From beside him came a sound.  A sound like neither had heard before in their lives.  It was a voice, a gravelly but somehow sticky voice, a voice which brought pictures of old, old places into their minds, of places where the air was damp, where despair reigned, where no light ever shone and where nothing ever grew or flourished.

 

“Thaaaat …..thaaaaat was………once my hussssband, ….my deeeaar….    deeeear…..darrrrling …. husssband……….” and the voice spat out a vicious laugh which sent shivers up and down the Storyteller’s spine.

 

The Storyteller looked down again at the toad, which had started shrieking again.  The shrill tones rang around the clearing as if trying to get out into the woods beyond.

 

“B..b...b…but why?” whispered Bob as he turned to the young girl.

 

She took her hands from her face.  Instead of the young beautiful face he expected to see, Bob saw a haggard wrinkled old woman, her teeth rotting and covered in mildew, her eyes were set right back into her skull and shone with a blood-red light which fell onto her pock-marked cheeks and highlighted the coarse black bristles which sprouted from the moles on her hooked and beaky nose.

 

“Well he is no good to me now – I’ve sucked all I can from him – his youth and his looks.
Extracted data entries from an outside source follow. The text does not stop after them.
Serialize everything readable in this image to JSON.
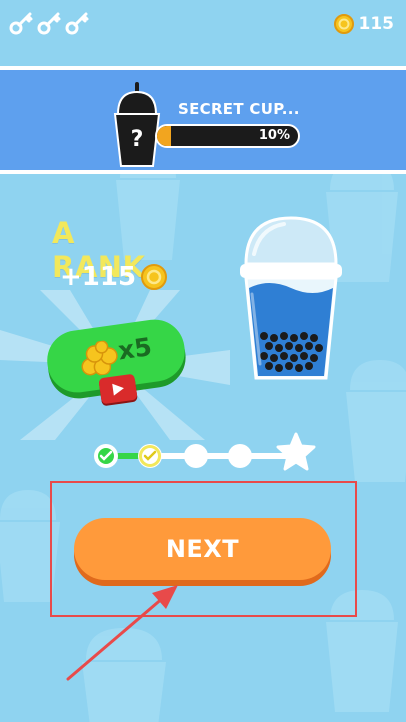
{
  "header": {
    "keys": [
      "key-icon",
      "key-icon",
      "key-icon"
    ],
    "coin_icon": "coin-icon",
    "coin_count": "115"
  },
  "secret_cup": {
    "icon": "mystery-cup-icon",
    "symbol": "?",
    "title": "SECRET CUP...",
    "progress_label": "10%",
    "progress_fraction": 0.1
  },
  "result": {
    "rank": "A RANK",
    "reward": "+115",
    "reward_icon": "coin-icon"
  },
  "multiplier": {
    "label": "x5",
    "icon": "coin-pile-icon",
    "video_icon": "video-play-icon"
  },
  "level_progress": {
    "nodes": [
      "completed",
      "current",
      "empty",
      "empty"
    ],
    "goal_icon": "star-icon"
  },
  "next_button": {
    "label": "NEXT"
  },
  "colors": {
    "background": "#8fd3f0",
    "banner": "#5ea0ee",
    "progress_fill": "#f2a51f",
    "rank_text": "#f2e85c",
    "multiplier_pill": "#36d647",
    "next_button": "#ff9a3b",
    "highlight_frame": "#e84a4a",
    "annotation_arrow": "#e84a4a"
  }
}
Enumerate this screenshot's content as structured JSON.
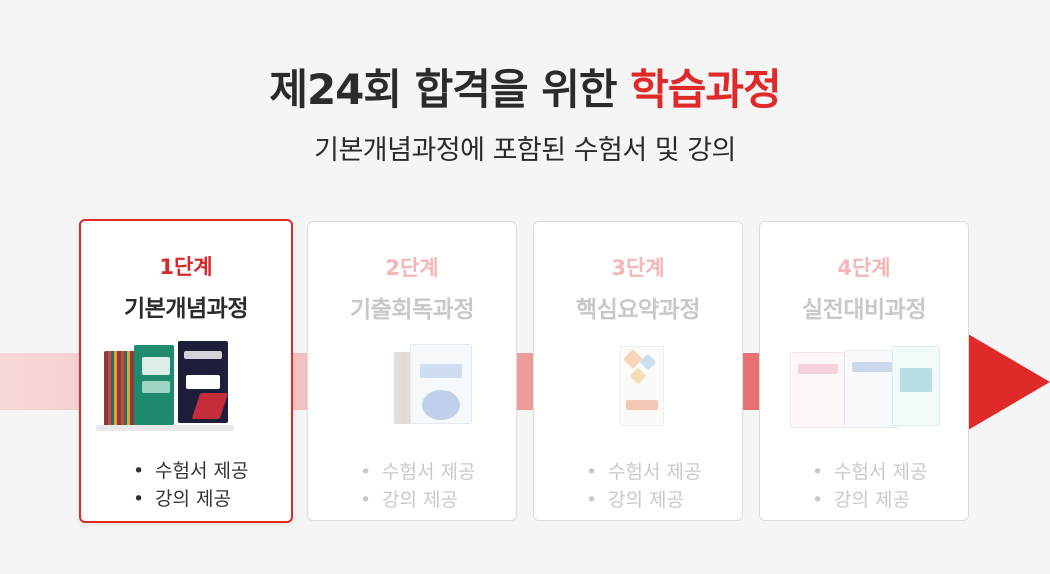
{
  "header": {
    "headline_prefix": "제24회 합격을 위한 ",
    "headline_accent": "학습과정",
    "subline": "기본개념과정에 포함된 수험서 및 강의"
  },
  "colors": {
    "accent": "#e02a2a",
    "text_dark": "#2b2b2b",
    "inactive_text": "#c8c8c8",
    "inactive_step": "#f4b6b6"
  },
  "steps": [
    {
      "step": "1단계",
      "title": "기본개념과정",
      "items": [
        "수험서 제공",
        "강의 제공"
      ],
      "active": true,
      "image": "book-set-basic-concepts"
    },
    {
      "step": "2단계",
      "title": "기출회독과정",
      "items": [
        "수험서 제공",
        "강의 제공"
      ],
      "active": false,
      "image": "book-set-past-exams"
    },
    {
      "step": "3단계",
      "title": "핵심요약과정",
      "items": [
        "수험서 제공",
        "강의 제공"
      ],
      "active": false,
      "image": "book-core-summary"
    },
    {
      "step": "4단계",
      "title": "실전대비과정",
      "items": [
        "수험서 제공",
        "강의 제공"
      ],
      "active": false,
      "image": "book-set-final-prep"
    }
  ],
  "bullet": "•",
  "icons": {
    "flow_arrow": "arrow-right-icon"
  }
}
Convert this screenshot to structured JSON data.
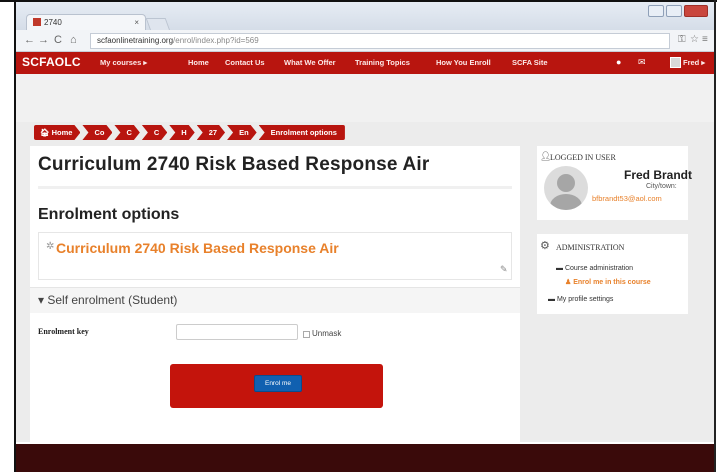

These made me the beautiful woman you see before you and so……well there you have it!” the chill of her voice slicing into their brains.

 

She turned to Bob and started looking him up and down, her blood-red eyes lit up and her greenish tongue licked her cracked and crusty lips.

 

The Storyteller realised that she was turning her attention to Bob and stepped between them.

 

“Take a look at yourself!” he shouted and thrust the broken mirror he had found right in front of her face just as she was lunging past him to grab  the young boy.

 

Well, if the screams from the toad had been terrifying, the screams from the old woman, as she looked in the mirror, made the trees creak with fear and loathing, the grass around her shrivelled to a sickly yellow, the air seemed as if it was on fire and birds flew screeching into the sky like some devilish fireworks.

 

She whirled this way and that, in rage and fury, her face twisting and twitching to the beat of her screams.

 

The Storyteller snatched up the toad, grabbed Bob by the arm and ran as fast as he could out of the clearing.

 

Those foul noises followed them all the way out of the wood until, by the main road, they were blown across by an enormous explosion.  Silence.  No birds, no rustlings – pure silence.

 

Bob sat up first and stared in horror at the Storyteller.  Then he looked down at himself and was very nearly sick on the spot.  They were both covered in bits of mouldering flesh, hair and bone.

 

The Storyteller stood, pulled Bob to his feet and they made their way down the lane, past the cats, still frozen in the same spot, and, without stopping to take breath, through the overgrown garden into the cramped and tattered cottage.

 


Chapter Four

 

After a hot bath and a bowl of soup (the last tin left in the cupboard), Bob and the old man sat down in front of the fire.

 

They looked around contentedly at the cats who were stretched out sleepily in favourite places, and discussed how the Storyteller at last had a new tale to tell and how this would mean a brighter future .  The Storyteller was just starting to doze off happily when Bob jumped up.

 

“Where is the toad, old man?”

 

“Hmmm?  Toad did you say?  Hmm……toad……hmmmm……OH MY GOODNESS!   I meant to get him out of harm’s way before the cats came in….OH MY GOODNESS!!!”

 

They searched high and low, low and high for the toad but there was no sign of him.

 

If only they had looked more closely, they would have seen that the big tabby cat had an extra tongue glistening out of the side of his mouth - a long, lolling, orange extra tongue in fact (together with a small mustard coloured tonsil nestled snugly right under his chin)!

 

Well, no-one said you had to have a completely happy ending did they?